ChronoPlastic Spiking Neural Networks
Sarim Chaudhry
TL;DR
This work addresses the difficulty of learning long-range temporal dependencies in spiking neural networks due to fixed time constants. It proposes ChronoPlastic Spiking Neural Networks (CPSNNs), where each synapse maintains fast and slow traces and modulates the slow decay with a learned warp factor, enabling input-conditioned memory without external memory or attention. Trained end-to-end with surrogate gradients, CPSNNs achieve faster convergence and higher accuracy on long-horizon tasks while preserving linear-time, neuromorphic-compatible computation.
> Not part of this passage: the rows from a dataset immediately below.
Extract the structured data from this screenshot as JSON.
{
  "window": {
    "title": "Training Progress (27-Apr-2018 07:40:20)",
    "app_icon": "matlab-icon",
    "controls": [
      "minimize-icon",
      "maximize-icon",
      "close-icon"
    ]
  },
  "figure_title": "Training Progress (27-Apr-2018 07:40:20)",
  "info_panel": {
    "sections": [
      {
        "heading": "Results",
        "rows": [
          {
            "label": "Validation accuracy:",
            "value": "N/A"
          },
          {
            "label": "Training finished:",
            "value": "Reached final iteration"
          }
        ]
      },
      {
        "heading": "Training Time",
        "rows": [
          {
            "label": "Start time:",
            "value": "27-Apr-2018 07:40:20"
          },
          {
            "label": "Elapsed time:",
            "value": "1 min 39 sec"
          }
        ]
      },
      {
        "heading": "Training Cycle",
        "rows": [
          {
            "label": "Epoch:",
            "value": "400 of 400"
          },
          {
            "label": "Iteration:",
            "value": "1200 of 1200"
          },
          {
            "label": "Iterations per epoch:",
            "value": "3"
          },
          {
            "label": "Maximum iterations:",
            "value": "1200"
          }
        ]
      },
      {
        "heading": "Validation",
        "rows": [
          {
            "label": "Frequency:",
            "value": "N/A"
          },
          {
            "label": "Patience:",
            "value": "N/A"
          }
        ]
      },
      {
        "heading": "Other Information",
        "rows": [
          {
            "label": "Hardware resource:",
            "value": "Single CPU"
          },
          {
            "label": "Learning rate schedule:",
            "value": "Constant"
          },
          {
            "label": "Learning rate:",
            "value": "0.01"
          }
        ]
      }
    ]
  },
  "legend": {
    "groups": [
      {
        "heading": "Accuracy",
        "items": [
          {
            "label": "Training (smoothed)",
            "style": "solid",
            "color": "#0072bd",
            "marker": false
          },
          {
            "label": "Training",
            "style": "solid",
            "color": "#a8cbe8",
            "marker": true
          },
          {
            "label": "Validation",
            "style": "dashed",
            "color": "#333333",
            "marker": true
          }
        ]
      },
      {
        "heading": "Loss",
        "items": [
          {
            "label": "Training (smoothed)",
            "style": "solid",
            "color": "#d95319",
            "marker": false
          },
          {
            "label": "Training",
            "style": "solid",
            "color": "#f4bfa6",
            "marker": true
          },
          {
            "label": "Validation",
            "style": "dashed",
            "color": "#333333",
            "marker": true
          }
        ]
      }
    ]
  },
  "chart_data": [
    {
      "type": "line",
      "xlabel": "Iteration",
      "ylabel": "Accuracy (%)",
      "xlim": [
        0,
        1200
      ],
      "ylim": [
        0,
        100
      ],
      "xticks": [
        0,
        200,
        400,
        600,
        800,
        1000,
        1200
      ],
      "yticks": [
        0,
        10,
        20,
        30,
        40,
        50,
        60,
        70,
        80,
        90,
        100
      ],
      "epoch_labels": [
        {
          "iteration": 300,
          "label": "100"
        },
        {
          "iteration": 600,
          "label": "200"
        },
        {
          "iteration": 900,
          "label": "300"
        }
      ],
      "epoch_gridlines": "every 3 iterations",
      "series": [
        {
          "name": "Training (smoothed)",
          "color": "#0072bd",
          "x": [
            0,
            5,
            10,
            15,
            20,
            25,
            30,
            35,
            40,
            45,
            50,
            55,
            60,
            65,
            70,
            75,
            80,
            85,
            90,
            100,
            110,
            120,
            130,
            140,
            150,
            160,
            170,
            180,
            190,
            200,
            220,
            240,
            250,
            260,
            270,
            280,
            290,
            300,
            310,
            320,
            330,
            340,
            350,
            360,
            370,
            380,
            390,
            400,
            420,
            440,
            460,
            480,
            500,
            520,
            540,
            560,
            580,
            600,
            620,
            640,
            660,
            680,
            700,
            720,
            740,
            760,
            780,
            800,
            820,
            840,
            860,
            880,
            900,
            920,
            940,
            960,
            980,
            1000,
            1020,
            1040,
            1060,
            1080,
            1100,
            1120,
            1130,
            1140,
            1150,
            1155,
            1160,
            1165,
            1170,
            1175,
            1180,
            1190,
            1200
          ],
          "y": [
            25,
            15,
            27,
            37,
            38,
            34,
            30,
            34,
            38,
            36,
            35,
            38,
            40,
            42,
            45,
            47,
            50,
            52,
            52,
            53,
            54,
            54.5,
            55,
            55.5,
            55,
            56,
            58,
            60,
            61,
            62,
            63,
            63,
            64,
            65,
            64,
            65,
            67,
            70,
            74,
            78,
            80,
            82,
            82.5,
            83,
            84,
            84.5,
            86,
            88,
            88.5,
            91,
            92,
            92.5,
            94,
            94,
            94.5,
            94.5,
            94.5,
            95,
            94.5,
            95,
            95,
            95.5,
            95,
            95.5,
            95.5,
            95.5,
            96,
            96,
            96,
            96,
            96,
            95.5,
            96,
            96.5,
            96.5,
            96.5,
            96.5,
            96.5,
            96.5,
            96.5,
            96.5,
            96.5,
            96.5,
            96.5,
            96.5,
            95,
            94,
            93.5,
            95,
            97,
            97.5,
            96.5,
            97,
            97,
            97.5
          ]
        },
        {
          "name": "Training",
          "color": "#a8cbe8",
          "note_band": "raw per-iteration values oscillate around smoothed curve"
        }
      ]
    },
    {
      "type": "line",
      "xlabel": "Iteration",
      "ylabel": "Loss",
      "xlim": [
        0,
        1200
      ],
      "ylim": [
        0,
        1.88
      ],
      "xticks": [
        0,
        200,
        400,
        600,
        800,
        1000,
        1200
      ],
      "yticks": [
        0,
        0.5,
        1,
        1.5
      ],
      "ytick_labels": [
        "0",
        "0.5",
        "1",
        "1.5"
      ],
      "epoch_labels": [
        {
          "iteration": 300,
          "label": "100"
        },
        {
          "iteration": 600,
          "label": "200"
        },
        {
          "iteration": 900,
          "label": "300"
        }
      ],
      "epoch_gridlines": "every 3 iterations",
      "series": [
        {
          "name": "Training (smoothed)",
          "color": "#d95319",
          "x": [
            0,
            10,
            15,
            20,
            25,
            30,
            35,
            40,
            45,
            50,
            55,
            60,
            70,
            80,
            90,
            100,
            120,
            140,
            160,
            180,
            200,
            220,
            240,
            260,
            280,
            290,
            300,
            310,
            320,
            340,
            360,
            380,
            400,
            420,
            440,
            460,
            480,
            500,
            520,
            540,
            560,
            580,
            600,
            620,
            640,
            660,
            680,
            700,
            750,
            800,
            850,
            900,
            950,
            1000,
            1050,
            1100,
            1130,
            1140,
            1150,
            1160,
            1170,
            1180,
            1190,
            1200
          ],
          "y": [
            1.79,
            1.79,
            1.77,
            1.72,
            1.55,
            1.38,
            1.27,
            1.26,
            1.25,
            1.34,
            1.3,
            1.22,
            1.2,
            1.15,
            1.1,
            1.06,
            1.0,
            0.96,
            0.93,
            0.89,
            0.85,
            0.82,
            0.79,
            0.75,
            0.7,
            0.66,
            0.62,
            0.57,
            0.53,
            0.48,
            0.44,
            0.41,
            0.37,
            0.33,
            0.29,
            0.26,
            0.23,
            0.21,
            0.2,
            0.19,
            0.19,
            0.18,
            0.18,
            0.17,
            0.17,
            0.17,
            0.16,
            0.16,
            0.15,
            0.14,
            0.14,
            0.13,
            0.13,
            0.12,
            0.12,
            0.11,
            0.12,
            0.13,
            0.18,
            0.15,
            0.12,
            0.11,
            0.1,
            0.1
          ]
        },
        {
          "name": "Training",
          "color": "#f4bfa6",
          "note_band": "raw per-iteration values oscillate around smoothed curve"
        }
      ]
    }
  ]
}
The results suggest adaptive temporal modulation at the synaptic level as a key mechanism for scalable temporal learning in spiking systems, with potential for efficient hardware deployment and broader temporal cognition applications.
Abstract
Spiking neural networks (SNNs) offer a biologically grounded and energy-efficient alternative to conventional neural architectures; however, they struggle with long-range temporal dependencies due to fixed synaptic and membrane time constants. This paper introduces ChronoPlastic Spiking Neural Networks (CPSNNs), a novel architectural principle that enables adaptive temporal credit assignment by dynamically modulating synaptic decay rates conditioned on the state of the network. CPSNNs maintain multiple internal temporal traces and learn a continuous time-warping function that selectively preserves task-relevant information while rapidly forgetting noise. Unlike prior approaches based on adaptive membrane constants, attention mechanisms, or external memory, CPSNNs embed temporal control directly within local synaptic dynamics, preserving linear-time complexity and neuromorphic compatibility. We provide a formal description of the model, analyze its computational properties, and demonstrate empirically that CPSNNs learn long-gap temporal dependencies significantly faster and more reliably than standard SNN baselines. Our results suggest that adaptive temporal modulation is a key missing ingredient for scalable temporal learning in spiking systems.